1 - the cushion insert totally disintegrated
2 - very light cleaning/canned air got most of it off the caked engines, but there's residue on some of them.
What can I use to replace those inserts (some type of foam cuttable insert?) and how do I clean the engine sides without damaging paint jobs?
See enclosed pictures for my dilemma and thank you in advance for any guidance.

Rick


----------



## vette-kid (May 2, 2020)

As for the inserts, I probably wouldn't bother. But you could use any soft foam in the craft section of you favorite store (Walmart has it) or a craft store. Cuts easily with scissors. 

To clean them, try a soft paint brush and brush it off, or a lightly damp towel if the brush didn't work. They shouldn't be too fragile. 

Sent from my SM-G781U using Tapatalk


----------



## Old_Hobo (Feb 20, 2014)

I use an old, or dedicated, soft toothbrush for that type of thing….go gently…..


----------



## traction fan (Oct 5, 2014)

vilefileman said:


> So , first time poster here. i have about 10 sets of these, haven't touched them for a long time, opened the boxes and 2 things happened.
> 1 - the cushion insert totally disintegrated
> 2 - very light cleaning/canned air got most of it off the caked engines, but there's residue on some of them.
> What can I use to replace those inserts (some type of foam cuttable insert?) and how do I clean the engine sides without damaging paint jobs?
> ...


 The inserts can be replaced with new foam rubber, cut to fit. I also recommend covering the new inset's foam with cloth, if you plan on keeping these locos stored for years. Small bubble wrap would also work. 

Using a clean cotton rag, or a soft-bristled tooth brush, clean them with plain water with a single drop of dish soap like Palmolive, or Dawn.
Do Not use alcohol, or any solvent-based cleaner. Your locomotives have alcohol-based factory paint jobs. Alcohol, or brake fluid are things used when the modeler WANTS to remove the paint.

Traction Fan


----------



## Wooky_Choo_Bacca (Nov 13, 2020)

What they said, I'd try a wet toothbrush GENTLY, or a damp cloth. Foam could easily be replaced with new foam or even a micro-fiber cloth cut to size


----------



## vette-kid (May 2, 2020)

Are you planning to run these, or sell them?

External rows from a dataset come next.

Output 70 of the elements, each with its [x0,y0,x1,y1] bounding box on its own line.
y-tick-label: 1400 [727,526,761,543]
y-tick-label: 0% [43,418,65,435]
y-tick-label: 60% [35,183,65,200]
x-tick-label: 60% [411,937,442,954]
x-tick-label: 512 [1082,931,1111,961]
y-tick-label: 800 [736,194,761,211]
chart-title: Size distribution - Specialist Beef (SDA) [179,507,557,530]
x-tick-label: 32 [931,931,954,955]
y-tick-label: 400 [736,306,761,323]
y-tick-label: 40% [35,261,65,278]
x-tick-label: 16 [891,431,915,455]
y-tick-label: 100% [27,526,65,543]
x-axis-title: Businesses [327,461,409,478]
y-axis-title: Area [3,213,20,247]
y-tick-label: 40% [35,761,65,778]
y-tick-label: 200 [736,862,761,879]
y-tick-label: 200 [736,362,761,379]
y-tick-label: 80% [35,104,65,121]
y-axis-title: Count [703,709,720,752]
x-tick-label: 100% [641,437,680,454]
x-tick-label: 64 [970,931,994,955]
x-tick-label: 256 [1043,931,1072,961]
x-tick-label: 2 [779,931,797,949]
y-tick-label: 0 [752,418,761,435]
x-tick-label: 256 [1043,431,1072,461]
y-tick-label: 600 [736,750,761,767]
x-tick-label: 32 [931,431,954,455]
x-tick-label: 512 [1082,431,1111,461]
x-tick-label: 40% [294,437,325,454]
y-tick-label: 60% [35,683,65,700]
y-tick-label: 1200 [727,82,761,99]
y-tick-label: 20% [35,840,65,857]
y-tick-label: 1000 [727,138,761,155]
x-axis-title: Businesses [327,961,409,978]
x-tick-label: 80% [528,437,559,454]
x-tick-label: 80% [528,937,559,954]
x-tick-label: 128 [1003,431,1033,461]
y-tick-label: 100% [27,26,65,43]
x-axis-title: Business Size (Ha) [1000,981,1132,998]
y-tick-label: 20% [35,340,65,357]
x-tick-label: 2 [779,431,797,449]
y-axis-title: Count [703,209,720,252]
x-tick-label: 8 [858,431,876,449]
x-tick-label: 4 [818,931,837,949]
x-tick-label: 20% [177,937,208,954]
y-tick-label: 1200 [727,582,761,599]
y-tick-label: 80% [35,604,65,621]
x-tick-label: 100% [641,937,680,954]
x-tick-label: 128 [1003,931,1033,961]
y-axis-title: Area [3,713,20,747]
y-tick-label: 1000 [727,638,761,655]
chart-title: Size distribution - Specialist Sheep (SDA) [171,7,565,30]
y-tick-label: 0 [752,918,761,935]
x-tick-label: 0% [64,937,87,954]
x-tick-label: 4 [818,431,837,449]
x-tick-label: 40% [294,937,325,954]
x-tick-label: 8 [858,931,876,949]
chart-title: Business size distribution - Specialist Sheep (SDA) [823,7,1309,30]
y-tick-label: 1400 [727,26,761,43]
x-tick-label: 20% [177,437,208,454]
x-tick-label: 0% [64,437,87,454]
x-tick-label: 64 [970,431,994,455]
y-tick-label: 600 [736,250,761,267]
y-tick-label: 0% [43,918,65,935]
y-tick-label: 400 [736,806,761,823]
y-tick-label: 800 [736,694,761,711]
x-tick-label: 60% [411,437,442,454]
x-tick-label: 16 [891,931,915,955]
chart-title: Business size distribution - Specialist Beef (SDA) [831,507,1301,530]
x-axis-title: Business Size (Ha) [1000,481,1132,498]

Sent from my SM-G781U using Tapatalk


----------



## vilefileman (Jul 24, 2021)

They have all been run and tested. i just want to store them better, and clean the 3 or 4 that had the disintegrated packing stuck on them. i tried dabbing some windex, didnt work, its almost tacky/sticky what is on them. I did build temp box inserts. see pics. moving on to toothbrush (7 kids, must have one old one!) Thank you all


----------



## vilefileman (Jul 24, 2021)

Why would I sell them? I am a collector. Probably one of the largest you have never heard of! 😁
Actually, 11 years ago Paul Graff and Fred Hoxsie were doing an article on me for collector spotlight in the nscalecollector when life took a turn and I had to drop out.


----------



## vette-kid (May 2, 2020)

vilefileman said:


> Why would I sell them? I am a collector. Probably one of the largest you have never heard of!
> Actually, 11 years ago Paul Graff and Fred Hoxsie were doing an article on me for collector spotlight in the nscalecollector when life took a turn and I had to drop out.


Because you like to share!? 

Sent from my SM-G781U using Tapatalk


----------



## BigEd (Oct 28, 2014)

vilefileman said:


> Why would I sell them? I am a collector. Probably one of the largest you have never heard of! 😁
> ...


Great! I should show my wife this post as she always accuses me of this. I only have 339 locomotives and 2431 pieces of rolling stock...


----------